No chance this could ever become boring as there were plenty occasions to take a break from paddling: Some half-hidden smoke hose down a quiet river branch complementing the stock of instant meals with fish fresh from the smoker. A watergate and lock every now and then helping to overcome different levels on rivers and canals. And the variety these things come in is simply amazing. There are the full automatic ones where you just hit a button (which more often than not is a bit too high to be comfortably reached from within a kayak), enter the lock and wait till the incoming water rises your boat and the gate on the other site opens. In other cases, a lock keeper ‘collects’ a couple of vessels, gathering small motorboats, yachts, and, yes, canoes alike in the sluice chamber. Quite a meticulous task, particularly if you are the canoeist trying to find (and keep!) a position somewhere between sluice wall and the next larger boat right next to you. Once the gates are closed and the water comes in, this time controlled by the honourable lock keeper, further progress is the same. Rising water level, waiting for the gate to open, finding your way out. Yet the third kind asks for a bit more commitment: these are the self-service locks. Quite tricky if you’re the loner kind of paddler since you’ve got to handle it all on your own – turning the heavy iron wheels to open (and close) the gates, pushing the rough-running cranks to flood the chamber … and somehow manage to still steer your canoe in- and outside. Glad who can count of some fellow paddler. Or, and that is actually not the exception, who finds a pensioner leaning over the sluice chamber’s handrail, offering his service (for a small donation). So, even the solitary kayaker is not all lost. Besides, you could still leave boat and water, unload it, and carry it around the obstacle. Sounds unnecessarily tedious, you say? Well, yes it is. But sometimes it’s inevitable, I’m telling you. At least in these more urban rivers, water management sometimes asks its toll. Every so often a weir across the river alters its flow and blocks the canoeist’s path, cascades plunging in stages. Trust me, you don’t want to mess with these rapids. So, it’s about casting ashore, getting the stuff out of the boat and the boat out of the water. If you’re lucky, there’s some heavy boat trolley on rusty tracks. If not … well, some workout carrying your boat is a welcome diversion, isn’t it?

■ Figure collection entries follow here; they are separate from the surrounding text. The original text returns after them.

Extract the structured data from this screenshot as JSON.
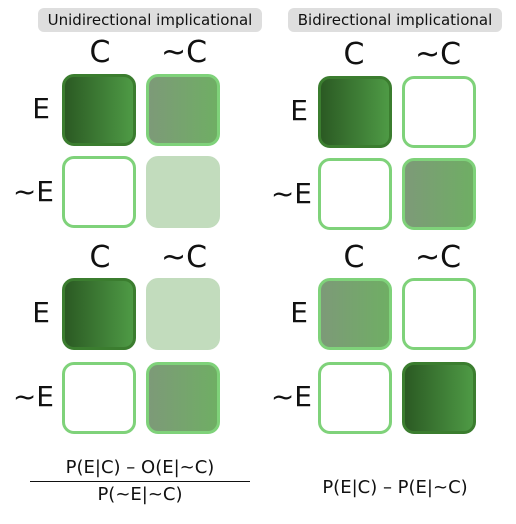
{
  "panels": [
    {
      "title": "Unidirectional implicational",
      "grids": [
        {
          "col_labels": [
            "C",
            "~C"
          ],
          "row_labels": [
            "E",
            "~E"
          ],
          "cells": [
            {
              "shade": "dark",
              "row": "E",
              "col": "C"
            },
            {
              "shade": "medium",
              "row": "E",
              "col": "~C"
            },
            {
              "shade": "empty",
              "row": "~E",
              "col": "C"
            },
            {
              "shade": "light",
              "row": "~E",
              "col": "~C"
            }
          ]
        },
        {
          "col_labels": [
            "C",
            "~C"
          ],
          "row_labels": [
            "E",
            "~E"
          ],
          "cells": [
            {
              "shade": "dark",
              "row": "E",
              "col": "C"
            },
            {
              "shade": "light",
              "row": "E",
              "col": "~C"
            },
            {
              "shade": "empty",
              "row": "~E",
              "col": "C"
            },
            {
              "shade": "medium",
              "row": "~E",
              "col": "~C"
            }
          ]
        }
      ],
      "formula": {
        "numerator": "P(E|C) – O(E|~C)",
        "denominator": "P(~E|~C)"
      }
    },
    {
      "title": "Bidirectional implicational",
      "grids": [
        {
          "col_labels": [
            "C",
            "~C"
          ],
          "row_labels": [
            "E",
            "~E"
          ],
          "cells": [
            {
              "shade": "dark",
              "row": "E",
              "col": "C"
            },
            {
              "shade": "empty",
              "row": "E",
              "col": "~C"
            },
            {
              "shade": "empty",
              "row": "~E",
              "col": "C"
            },
            {
              "shade": "medium",
              "row": "~E",
              "col": "~C"
            }
          ]
        },
        {
          "col_labels": [
            "C",
            "~C"
          ],
          "row_labels": [
            "E",
            "~E"
          ],
          "cells": [
            {
              "shade": "medium",
              "row": "E",
              "col": "C"
            },
            {
              "shade": "empty",
              "row": "E",
              "col": "~C"
            },
            {
              "shade": "empty",
              "row": "~E",
              "col": "C"
            },
            {
              "shade": "dark",
              "row": "~E",
              "col": "~C"
            }
          ]
        }
      ],
      "formula": {
        "text": "P(E|C) – P(E|~C)"
      }
    }
  ],
  "colors": {
    "dark_fill_start": "#2b5a23",
    "dark_fill_end": "#4e9a45",
    "medium_fill_start": "#7d9a78",
    "medium_fill_end": "#6fae64",
    "light_fill": "#c2dcbd",
    "empty_fill": "#ffffff",
    "border_light": "#7fd27a",
    "border_dark": "#3b7d2f",
    "title_bg": "#dedede"
  }
}
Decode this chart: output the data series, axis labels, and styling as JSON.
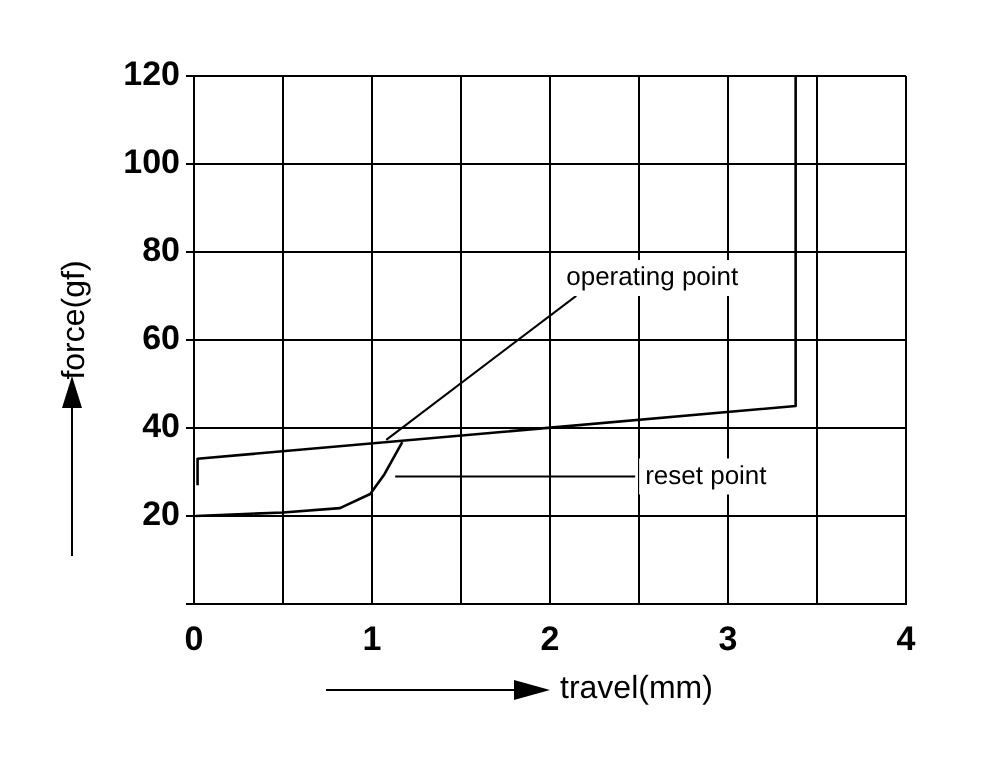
{
  "chart_data": {
    "type": "line",
    "xlabel": "travel(mm)",
    "ylabel": "force(gf)",
    "xlim": [
      0,
      4
    ],
    "ylim": [
      0,
      120
    ],
    "xticks": [
      0,
      {
        "value": 0.5,
        "label": null
      },
      1,
      {
        "value": 1.5,
        "label": null
      },
      2,
      {
        "value": 2.5,
        "label": null
      },
      3,
      {
        "value": 3.5,
        "label": null
      },
      4
    ],
    "yticks": [
      {
        "value": 0,
        "label": null
      },
      20,
      40,
      60,
      80,
      100,
      120
    ],
    "grid": true,
    "legend": false,
    "marker": "none",
    "line_style": "solid",
    "series": [
      {
        "color": "#000000",
        "x": [
          0.02,
          0.02,
          3.38,
          3.38
        ],
        "values": [
          27,
          33,
          45,
          120
        ]
      },
      {
        "color": "#000000",
        "x": [
          0.01,
          0.5,
          0.82,
          0.99,
          1.07,
          1.17
        ],
        "values": [
          20,
          20.8,
          21.8,
          25,
          29.5,
          36.8
        ]
      }
    ],
    "annotations": [
      {
        "text": "operating point",
        "x": 1.08,
        "y": 37.3
      },
      {
        "text": "reset point",
        "x": 1.13,
        "y": 29
      }
    ]
  }
}
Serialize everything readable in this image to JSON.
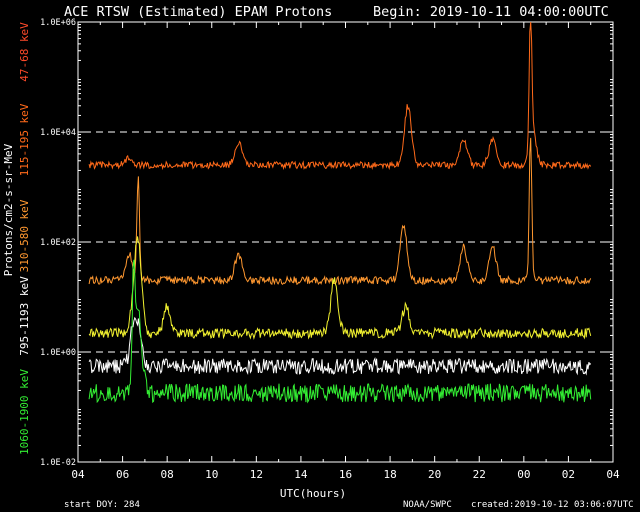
{
  "chart_data": {
    "type": "line",
    "title": "ACE RTSW (Estimated) EPAM Protons",
    "begin": "Begin: 2019-10-11 04:00:00UTC",
    "xlabel": "UTC(hours)",
    "ylabel": "Protons/cm2-s-sr-MeV",
    "y_scale": "log",
    "ylim": [
      0.01,
      1000000
    ],
    "y_ticks": [
      "1.0E-02",
      "1.0E+00",
      "1.0E+02",
      "1.0E+04",
      "1.0E+06"
    ],
    "dashed_reference_lines": [
      1,
      100,
      10000
    ],
    "x_range_hours": [
      4,
      28
    ],
    "x_ticks": [
      "04",
      "06",
      "08",
      "10",
      "12",
      "14",
      "16",
      "18",
      "20",
      "22",
      "00",
      "02",
      "04"
    ],
    "series": [
      {
        "name": "47-68 keV",
        "color": "#ff4a2a",
        "base": 2500,
        "events": [
          [
            6.3,
            1.4
          ],
          [
            11.2,
            2.6
          ],
          [
            18.8,
            12
          ],
          [
            21.3,
            3
          ],
          [
            22.6,
            3
          ],
          [
            24.3,
            250
          ],
          [
            24.4,
            4
          ]
        ]
      },
      {
        "name": "115-195 keV",
        "color": "#ff6a1a",
        "base": 2500,
        "events": [
          [
            6.3,
            1.4
          ],
          [
            11.2,
            2.6
          ],
          [
            18.8,
            12
          ],
          [
            21.3,
            3
          ],
          [
            22.6,
            3
          ],
          [
            24.3,
            250
          ],
          [
            24.4,
            4
          ]
        ]
      },
      {
        "name": "310-580 keV",
        "color": "#ff9830",
        "base": 20,
        "events": [
          [
            6.3,
            3
          ],
          [
            6.7,
            80
          ],
          [
            11.2,
            3
          ],
          [
            18.6,
            10
          ],
          [
            21.3,
            4
          ],
          [
            22.6,
            4
          ],
          [
            24.3,
            450
          ]
        ]
      },
      {
        "name": "795-1193 keV",
        "color": "#f0f030",
        "base": 2.2,
        "events": [
          [
            6.5,
            2.5
          ],
          [
            6.7,
            35
          ],
          [
            8.0,
            3
          ],
          [
            15.5,
            10
          ],
          [
            18.7,
            3
          ]
        ]
      },
      {
        "name": "",
        "color": "#ffffff",
        "base": 0.55,
        "events": [
          [
            6.5,
            5
          ],
          [
            6.7,
            3
          ]
        ]
      },
      {
        "name": "1060-1900 keV",
        "color": "#33ee33",
        "base": 0.18,
        "events": [
          [
            6.5,
            80
          ],
          [
            6.7,
            30
          ]
        ]
      }
    ],
    "footer": {
      "start_doy": "start DOY:  284",
      "source": "NOAA/SWPC",
      "created": "created:2019-10-12 03:06:07UTC"
    }
  }
}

Yet, these obstacles are rare, so essentially we really enjoyed a leisurely canoe tour. Easy-going in terms of current and strain, with manageable traffic. In fact, we rarely ever met other paddlers – or, for the record, any other boats as, outside the larger lakes, rivers and channels are too narrow for larger motorised vessels. We’re passing through a landscape alternating between meadows and woods, casually a bit more urban when picturesque villages suddenly appear along the riverside. Sometimes we’re passing beneath some motorway bridge, sometimes a decaying old watergate attracts our attention. Sometimes we’re hopping of the boat to have a look around, go for some cold beer or see what the next village might hold ready. Making camp right there at the river …
Yeah, I think I could really get accustomed to that vagabond lifestyle.